When a Client Ignored Our Advice and Paid for It
A real story of ignored performance advice, rising ad costs, and the exact chain of events that pushed a client's CPL up 40%.

The Recommendation They Skipped
We delivered the audit in November. The findings were not complicated.
Their site was loading in 6.8 seconds on mobile. Their largest contentful paint was clocking in above 5 seconds. Their paid campaigns were sending traffic directly to that experience, and their Google Ads quality scores were sitting at 4 out of 10 on two of their three main ad groups.
We laid it out clearly. Fix the performance issues, improve quality scores, reduce cost per click, get more leads for the same budget. The estimated improvement was a 25 to 35 percent reduction in CPL based on comparable work we had done for similar lead gen setups.
They said they understood. Then they asked us to focus on adding a new section to the homepage instead.
What They Chose to Do Instead
The client had a specific internal deadline. A product update was coming, and their marketing lead wanted new copy and a visual refresh on the hero section before the announcement.
That work took about three weeks. It looked good. The announcement went out. Traffic spiked for a few days.
The performance issues stayed exactly where they were.
We flagged it again in December, briefly, in a project update. They acknowledged it. Said they would circle back after the new year. That conversation did not happen.
By February, we had moved off the retainer. New priorities on their end, budget shift, nothing hostile. We stayed in touch loosely.
Six Months Later
In May, their founder reached out. He had been reviewing their paid acquisition numbers and something was off. Same monthly ad budget, significantly fewer leads.

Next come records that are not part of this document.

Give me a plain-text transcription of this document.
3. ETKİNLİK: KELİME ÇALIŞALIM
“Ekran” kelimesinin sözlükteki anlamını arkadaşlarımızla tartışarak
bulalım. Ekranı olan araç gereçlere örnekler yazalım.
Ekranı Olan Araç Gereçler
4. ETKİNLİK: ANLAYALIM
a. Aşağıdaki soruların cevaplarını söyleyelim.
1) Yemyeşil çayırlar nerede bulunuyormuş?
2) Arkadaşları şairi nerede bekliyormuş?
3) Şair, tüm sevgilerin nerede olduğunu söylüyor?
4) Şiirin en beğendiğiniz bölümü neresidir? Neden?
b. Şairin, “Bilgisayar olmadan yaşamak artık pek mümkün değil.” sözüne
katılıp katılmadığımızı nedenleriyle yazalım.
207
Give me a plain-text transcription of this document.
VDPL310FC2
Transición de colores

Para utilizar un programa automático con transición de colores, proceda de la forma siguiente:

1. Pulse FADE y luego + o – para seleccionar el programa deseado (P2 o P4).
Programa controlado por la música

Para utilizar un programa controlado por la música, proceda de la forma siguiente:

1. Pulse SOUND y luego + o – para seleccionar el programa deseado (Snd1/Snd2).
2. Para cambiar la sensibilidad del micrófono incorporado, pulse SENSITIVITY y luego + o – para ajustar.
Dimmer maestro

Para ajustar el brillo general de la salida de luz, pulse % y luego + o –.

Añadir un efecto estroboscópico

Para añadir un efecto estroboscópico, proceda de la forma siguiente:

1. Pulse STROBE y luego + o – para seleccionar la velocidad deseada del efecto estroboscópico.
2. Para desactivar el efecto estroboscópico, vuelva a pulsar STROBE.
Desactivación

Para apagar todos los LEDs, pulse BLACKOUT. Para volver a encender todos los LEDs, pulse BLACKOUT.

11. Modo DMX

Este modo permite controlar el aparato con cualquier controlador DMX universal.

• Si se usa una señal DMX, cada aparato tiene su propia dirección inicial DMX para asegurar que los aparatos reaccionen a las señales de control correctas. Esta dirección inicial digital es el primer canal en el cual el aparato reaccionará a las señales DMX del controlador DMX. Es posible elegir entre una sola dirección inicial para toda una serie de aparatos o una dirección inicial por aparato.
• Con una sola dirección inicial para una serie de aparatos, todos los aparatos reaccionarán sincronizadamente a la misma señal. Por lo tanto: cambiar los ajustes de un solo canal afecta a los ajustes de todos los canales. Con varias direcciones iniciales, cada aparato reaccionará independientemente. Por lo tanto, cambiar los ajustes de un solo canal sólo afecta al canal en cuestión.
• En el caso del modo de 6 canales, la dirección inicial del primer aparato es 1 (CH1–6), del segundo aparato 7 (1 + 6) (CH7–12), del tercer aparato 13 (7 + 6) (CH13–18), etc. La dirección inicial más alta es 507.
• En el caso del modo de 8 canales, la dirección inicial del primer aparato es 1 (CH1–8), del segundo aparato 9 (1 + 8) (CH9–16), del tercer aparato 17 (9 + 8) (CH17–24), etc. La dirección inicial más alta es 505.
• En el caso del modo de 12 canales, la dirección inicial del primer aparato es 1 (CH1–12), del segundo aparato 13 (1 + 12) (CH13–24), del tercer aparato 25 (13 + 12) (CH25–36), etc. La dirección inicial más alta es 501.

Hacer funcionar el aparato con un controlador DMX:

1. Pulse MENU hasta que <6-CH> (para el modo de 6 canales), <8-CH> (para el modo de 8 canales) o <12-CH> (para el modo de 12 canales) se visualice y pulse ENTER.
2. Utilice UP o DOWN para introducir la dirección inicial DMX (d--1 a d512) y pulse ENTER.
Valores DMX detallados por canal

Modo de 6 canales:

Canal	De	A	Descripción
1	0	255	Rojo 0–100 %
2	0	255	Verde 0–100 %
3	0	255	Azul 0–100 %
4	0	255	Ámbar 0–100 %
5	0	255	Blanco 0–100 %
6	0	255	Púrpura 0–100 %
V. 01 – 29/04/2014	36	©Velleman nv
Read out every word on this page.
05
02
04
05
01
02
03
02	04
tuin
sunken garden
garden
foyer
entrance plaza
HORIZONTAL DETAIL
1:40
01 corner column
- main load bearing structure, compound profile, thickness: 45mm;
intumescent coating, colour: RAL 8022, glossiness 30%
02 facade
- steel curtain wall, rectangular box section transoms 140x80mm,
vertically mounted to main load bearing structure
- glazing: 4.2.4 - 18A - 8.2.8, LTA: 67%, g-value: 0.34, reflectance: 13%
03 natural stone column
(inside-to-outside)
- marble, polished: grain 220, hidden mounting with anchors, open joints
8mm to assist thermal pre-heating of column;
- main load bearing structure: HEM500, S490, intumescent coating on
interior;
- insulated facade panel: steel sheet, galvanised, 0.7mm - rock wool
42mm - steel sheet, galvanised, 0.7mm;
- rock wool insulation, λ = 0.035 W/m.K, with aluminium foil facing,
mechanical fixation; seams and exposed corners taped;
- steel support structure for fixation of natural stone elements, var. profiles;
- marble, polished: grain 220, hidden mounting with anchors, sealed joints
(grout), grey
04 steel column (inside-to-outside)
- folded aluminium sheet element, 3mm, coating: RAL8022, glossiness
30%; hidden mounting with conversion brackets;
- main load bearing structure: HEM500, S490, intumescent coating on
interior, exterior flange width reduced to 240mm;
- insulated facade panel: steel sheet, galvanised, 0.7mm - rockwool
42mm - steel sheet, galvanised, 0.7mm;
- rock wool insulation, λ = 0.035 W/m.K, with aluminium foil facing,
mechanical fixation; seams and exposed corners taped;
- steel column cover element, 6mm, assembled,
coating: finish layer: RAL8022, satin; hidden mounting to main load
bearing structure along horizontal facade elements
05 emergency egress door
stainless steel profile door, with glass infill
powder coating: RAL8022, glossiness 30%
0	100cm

He shared the numbers. Cost per lead had moved from an average of $18 in Q4 to $25 in Q1 and $26 in April. That is roughly a 40 percent increase with no change in targeting, creative, or offer.
His first assumption was that the market had gotten more competitive. That was part of it. But it was not the main driver.
The Chain of Events
Here is what actually happened, and this is the part worth understanding.
Google Ads quality scores are not static. They respond to user behavior signals over time. When your landing page is slow, users bounce. When users bounce, your quality score reflects that. When your quality score drops, your cost per click goes up even if your bids stay the same.
Between November and April, their mobile traffic share grew from 54 percent to 63 percent. More of their paid audience was arriving on a 6.8 second load experience. Bounce rates on mobile were sitting around 71 percent.
Google's algorithm had six months of that data. Their average CPC climbed from $3.40 to $4.60 across their main campaigns. Same keywords. Same bids. Just a worse quality score feeding into the auction.
Fewer clicks for the same spend. Higher drop-off on the clicks they did get. CPL climbs accordingly.
None of this was unpredictable. It was exactly what we said would happen.
What the Fix Actually Looked Like
When we re-engaged to address it, the performance work was not complex. It was the same scope from the original audit.
Image compression and next-gen formats. Removing two third-party scripts that were blocking render. Lazy loading below-the-fold content. Adjusting the server cache configuration. And fixing a redirect chain that was adding about 400 milliseconds on every mobile load.
Three weeks of focused work. Load time dropped to 2.4 seconds. LCP moved to 1.9 seconds on mobile.
Quality scores recovered over the following six weeks as Google re-evaluated the page experience. CPC started normalizing. By the end of the quarter, CPL was back to $19.
The delay cost them roughly four months of inflated acquisition costs. On their budget, that was real money. Not catastrophic, but completely avoidable.
The Part That Sticks With Us
This client was not reckless. They were not ignoring us out of arrogance. They had competing priorities and a deadline that felt more urgent than a technical metric.
That is how most of these situations go. Nobody wakes up and decides to waste ad spend. They just have something that feels more pressing right now.
Performance debt is quiet. It does not break anything visibly. The site still loads. Leads still come in, just fewer, at a higher cost. By the time the numbers show the problem clearly, months of compound damage have already happened.
What to Do With This Today
If you are running paid traffic to any web property, pull three numbers right now.
First, your mobile load time using PageSpeed Insights. If it is above 3 seconds, you have a problem worth quantifying.
Second, your Google Ads quality scores by ad group. Anything below 6 on a lead gen campaign is costing you real money on every click.
Third, your mobile bounce rate in GA4 segmented by paid traffic source. Compare it to your desktop bounce rate on the same source. A large gap tells you exactly where the friction is.
You do not need an agency to read these numbers. You need about 20 minutes and the willingness to act on what you find.
Performance optimization is not a nice-to-have for a future sprint. For paid campaigns, it is the cost of doing business at a reasonable margin.